Le textile à Calais : Les capitalistes français investissent en Asie28/04/20052005Journal/medias/journalnumero/images/2005/04/une1917.jpg.445x577_q85_box-0%2C104%2C1383%2C1896_crop_detail.jpg

Leur société

Le textile à Calais : Les capitalistes français investissent en Asie

De nombreuses entreprises dentellières ont fermé en France. À Calais, le secteur de la dentelle, teinture et lingerie comptait 6000 ouvriers dans les années 1980. Il en reste 2000 aujourd'hui.

L'usine de dentelle Noyon en est à son troisième plan de licenciements. Chez Darquer -qui dépend du groupe Noyon- neuf ouvriers sont jetés à la rue, pour éviter un plan social obligatoire au-delà de neuf licenciements.

La majorité des travailleurs de ces entreprises -mis à part les tullistes, travaillant sur les métiers leavers dans la dentelle et dont les salaires sont en forte diminution- gagnent à peine plus que le smic après plusieurs dizaines d'années de travail.

Le quotidien local Nord Littoral a publié une série d'articles mettant en valeur les patrons dentelliers de Calais qui s'installent en Thaïlande. Les conditions de vie et de travail y sont très dures. Ce qui attire les patrons, "c'est avant-tout le prix de la main-d'oeuvre. Le salaire minimum se situe entre 2,70 et 3,50 euros par jour, selon la région. La Thaïlande oblige à un minimum de droits sociaux: 8 heures de travail maximum [par jour] ou 48 par semaine, 13 jours fériés par an, au moins 6 jours de congés annuels."

Ainsi, l'entreprise Brunet s'est installée en Thaïlande depuis cinq ans, avec des métiers venus de Dentex aux Pays-Bas, une usine qui venait de fermer. Quant au groupe dont dépend Desseilles, il y a inauguré l'an dernier une usine via Opale-Lace.
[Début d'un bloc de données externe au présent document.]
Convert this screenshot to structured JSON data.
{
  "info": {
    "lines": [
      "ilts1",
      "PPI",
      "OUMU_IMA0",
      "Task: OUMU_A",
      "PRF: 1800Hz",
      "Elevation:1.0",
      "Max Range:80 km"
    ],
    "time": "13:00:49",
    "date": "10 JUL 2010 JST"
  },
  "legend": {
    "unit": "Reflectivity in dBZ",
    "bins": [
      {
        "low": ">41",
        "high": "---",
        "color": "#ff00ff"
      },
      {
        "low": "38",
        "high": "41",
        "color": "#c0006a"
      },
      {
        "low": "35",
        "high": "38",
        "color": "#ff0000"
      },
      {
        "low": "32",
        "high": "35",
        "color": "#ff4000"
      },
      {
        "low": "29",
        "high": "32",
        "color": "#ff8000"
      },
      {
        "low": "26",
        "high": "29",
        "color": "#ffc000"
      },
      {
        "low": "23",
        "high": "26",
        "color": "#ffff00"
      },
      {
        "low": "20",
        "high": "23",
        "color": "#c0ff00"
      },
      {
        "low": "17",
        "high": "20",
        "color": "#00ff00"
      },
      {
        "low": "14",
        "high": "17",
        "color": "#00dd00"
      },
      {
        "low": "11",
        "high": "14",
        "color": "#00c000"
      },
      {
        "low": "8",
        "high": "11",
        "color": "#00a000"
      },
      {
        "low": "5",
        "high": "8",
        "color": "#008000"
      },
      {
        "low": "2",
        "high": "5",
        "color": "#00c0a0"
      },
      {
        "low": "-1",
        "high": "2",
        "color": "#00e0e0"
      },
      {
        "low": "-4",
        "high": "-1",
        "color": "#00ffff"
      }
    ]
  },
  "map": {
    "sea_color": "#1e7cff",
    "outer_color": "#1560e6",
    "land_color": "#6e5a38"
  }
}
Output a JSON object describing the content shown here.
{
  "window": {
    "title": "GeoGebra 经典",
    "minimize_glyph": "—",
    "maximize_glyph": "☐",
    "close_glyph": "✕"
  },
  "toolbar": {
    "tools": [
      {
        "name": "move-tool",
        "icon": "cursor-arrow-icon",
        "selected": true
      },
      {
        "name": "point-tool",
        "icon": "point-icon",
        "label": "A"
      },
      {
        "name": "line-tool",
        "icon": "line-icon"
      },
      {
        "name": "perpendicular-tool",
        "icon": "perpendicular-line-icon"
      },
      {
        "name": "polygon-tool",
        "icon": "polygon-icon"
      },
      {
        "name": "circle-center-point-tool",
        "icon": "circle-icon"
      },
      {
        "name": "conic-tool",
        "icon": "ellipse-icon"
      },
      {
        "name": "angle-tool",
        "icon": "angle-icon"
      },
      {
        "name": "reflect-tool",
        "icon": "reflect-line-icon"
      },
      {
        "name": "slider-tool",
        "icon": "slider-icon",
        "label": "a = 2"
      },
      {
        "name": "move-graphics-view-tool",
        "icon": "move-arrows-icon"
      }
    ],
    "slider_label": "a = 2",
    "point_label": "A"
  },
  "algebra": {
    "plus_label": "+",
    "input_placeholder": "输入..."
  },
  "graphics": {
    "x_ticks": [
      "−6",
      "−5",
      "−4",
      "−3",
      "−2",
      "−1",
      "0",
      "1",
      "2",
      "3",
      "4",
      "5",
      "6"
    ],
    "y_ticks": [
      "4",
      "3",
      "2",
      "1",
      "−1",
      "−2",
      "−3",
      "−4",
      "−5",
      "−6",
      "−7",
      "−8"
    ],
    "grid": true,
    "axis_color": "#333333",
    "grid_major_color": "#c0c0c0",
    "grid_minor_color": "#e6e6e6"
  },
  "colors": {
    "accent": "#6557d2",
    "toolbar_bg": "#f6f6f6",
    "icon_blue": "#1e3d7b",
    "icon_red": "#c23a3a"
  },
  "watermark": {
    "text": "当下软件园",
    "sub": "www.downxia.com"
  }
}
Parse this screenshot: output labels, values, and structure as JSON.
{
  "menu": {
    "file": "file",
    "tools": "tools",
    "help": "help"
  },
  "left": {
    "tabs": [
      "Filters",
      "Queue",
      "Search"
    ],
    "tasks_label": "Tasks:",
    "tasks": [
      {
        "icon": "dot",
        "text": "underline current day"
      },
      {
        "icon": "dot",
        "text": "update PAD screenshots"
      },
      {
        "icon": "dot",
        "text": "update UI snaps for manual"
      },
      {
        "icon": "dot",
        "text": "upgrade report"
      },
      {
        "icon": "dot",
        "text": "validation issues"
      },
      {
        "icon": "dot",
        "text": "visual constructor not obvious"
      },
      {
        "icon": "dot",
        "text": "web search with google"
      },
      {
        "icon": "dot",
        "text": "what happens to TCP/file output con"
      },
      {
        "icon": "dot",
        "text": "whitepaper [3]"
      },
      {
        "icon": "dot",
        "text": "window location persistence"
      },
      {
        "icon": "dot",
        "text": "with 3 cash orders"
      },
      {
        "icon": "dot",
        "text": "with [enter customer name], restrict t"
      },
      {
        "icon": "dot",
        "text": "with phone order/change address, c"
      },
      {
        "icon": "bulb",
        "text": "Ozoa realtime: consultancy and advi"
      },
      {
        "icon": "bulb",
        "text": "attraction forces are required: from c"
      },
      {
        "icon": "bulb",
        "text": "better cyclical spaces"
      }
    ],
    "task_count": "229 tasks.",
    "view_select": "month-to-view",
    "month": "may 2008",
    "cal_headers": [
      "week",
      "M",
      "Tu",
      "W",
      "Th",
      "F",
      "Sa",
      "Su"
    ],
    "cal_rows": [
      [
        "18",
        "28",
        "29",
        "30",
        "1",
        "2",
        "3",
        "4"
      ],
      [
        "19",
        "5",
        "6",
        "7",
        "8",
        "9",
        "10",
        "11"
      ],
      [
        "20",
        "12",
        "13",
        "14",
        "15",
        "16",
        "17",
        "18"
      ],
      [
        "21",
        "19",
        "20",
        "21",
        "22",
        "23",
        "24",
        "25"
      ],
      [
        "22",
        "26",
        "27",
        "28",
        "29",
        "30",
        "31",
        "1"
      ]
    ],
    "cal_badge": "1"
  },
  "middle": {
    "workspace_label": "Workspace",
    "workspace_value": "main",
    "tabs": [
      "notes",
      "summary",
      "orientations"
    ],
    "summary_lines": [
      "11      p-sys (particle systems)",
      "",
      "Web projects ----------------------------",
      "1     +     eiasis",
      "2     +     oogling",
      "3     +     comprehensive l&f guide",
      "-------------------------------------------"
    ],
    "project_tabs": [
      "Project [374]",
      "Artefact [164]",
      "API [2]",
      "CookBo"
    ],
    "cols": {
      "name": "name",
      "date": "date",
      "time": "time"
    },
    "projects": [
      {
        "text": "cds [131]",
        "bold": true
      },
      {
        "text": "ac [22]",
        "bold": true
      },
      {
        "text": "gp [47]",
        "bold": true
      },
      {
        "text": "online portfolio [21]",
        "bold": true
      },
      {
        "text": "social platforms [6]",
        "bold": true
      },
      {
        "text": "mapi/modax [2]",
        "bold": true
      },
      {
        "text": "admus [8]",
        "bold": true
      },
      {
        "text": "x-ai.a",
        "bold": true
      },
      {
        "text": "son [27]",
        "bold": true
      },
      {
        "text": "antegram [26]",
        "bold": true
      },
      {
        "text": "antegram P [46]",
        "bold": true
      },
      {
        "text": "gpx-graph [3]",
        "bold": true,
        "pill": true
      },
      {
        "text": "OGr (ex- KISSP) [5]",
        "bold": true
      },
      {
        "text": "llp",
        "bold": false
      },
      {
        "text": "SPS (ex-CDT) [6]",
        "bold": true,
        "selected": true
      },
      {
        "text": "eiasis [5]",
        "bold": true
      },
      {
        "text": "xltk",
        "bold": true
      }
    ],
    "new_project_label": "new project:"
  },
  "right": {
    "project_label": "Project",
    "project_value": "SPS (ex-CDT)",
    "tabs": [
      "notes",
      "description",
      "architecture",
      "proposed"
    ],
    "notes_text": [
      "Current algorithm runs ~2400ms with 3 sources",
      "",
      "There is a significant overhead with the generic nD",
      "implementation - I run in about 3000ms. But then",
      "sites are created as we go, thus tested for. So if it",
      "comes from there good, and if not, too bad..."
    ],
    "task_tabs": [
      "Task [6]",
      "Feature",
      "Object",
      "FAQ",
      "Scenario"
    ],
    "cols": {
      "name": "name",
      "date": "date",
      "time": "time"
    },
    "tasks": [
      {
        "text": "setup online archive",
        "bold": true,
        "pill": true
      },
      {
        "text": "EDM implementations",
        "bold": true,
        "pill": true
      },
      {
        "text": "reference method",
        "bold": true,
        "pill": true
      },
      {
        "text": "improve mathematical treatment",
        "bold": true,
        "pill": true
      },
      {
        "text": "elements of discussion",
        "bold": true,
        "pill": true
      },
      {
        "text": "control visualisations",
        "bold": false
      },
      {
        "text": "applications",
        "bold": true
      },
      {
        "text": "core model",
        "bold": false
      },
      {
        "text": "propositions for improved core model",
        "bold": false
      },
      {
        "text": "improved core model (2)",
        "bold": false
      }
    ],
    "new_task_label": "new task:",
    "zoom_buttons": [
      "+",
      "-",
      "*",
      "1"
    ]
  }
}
La direction vante "la cantine sur place, et sa qualité, des espaces détente comme le terrain de foot, le panier de basket ou la salle de gym qui se construit, mais aussi une couverture sociale décente par rapport à ce qui se fait en Thaïlande", dans ce pays où la misère est telle que les patrons occidentaux peuvent passer pour des bienfaiteurs. Une employée thaïlandaise, dans le commercial à Bangkok, raconte: "Parfois je pars très tôt, cinq heures du matin. Je peux finir très tard. Parfois aussi, je n'ai pas le temps de manger."

Le gouvernement thaïlandais veut "accompagner et aider les entreprises", en particulier par le remboursement de taxes et "sur le plan politique la stabilité et le régime du roi Bhumibol Adulyadej apparaissent comme un point positif". À l'entrée de Brunet sont accrochés les portraits du roi et de la reine, un hommage à la dictature monarchiste qui garantit, pour le moment, la paix sociale et la soumission des ouvriers aux conditions draconiennes des patrons.

Le groupe Noyon, associé au groupe sri lankais MAS, s'est installé dans ce pays encore plus pauvre que la Thaïlande sous le nom de Noyon Lanka. La "politique ambitieuse" de ce groupe, c'est de profiter de cette pauvreté, en imposant aux ouvriers des semaines de 60 heures pour un salaire de 35 euros mensuels! Un responsable se vante du petit village avec équipements sportifs construit autour de l'usine, d'où les employés viennent travailler toute la semaine et ne repartent chez eux que le week-end.

Le travail à la chaîne de "milliers de femmes qui répètent inlassablement le même geste pour, à la fin, sortir petites culottes et soutiens-gorges" rapporte de gros profits. Les usines y sont plus grandes et plus modernes qu'à Calais et l'exploitation aussi.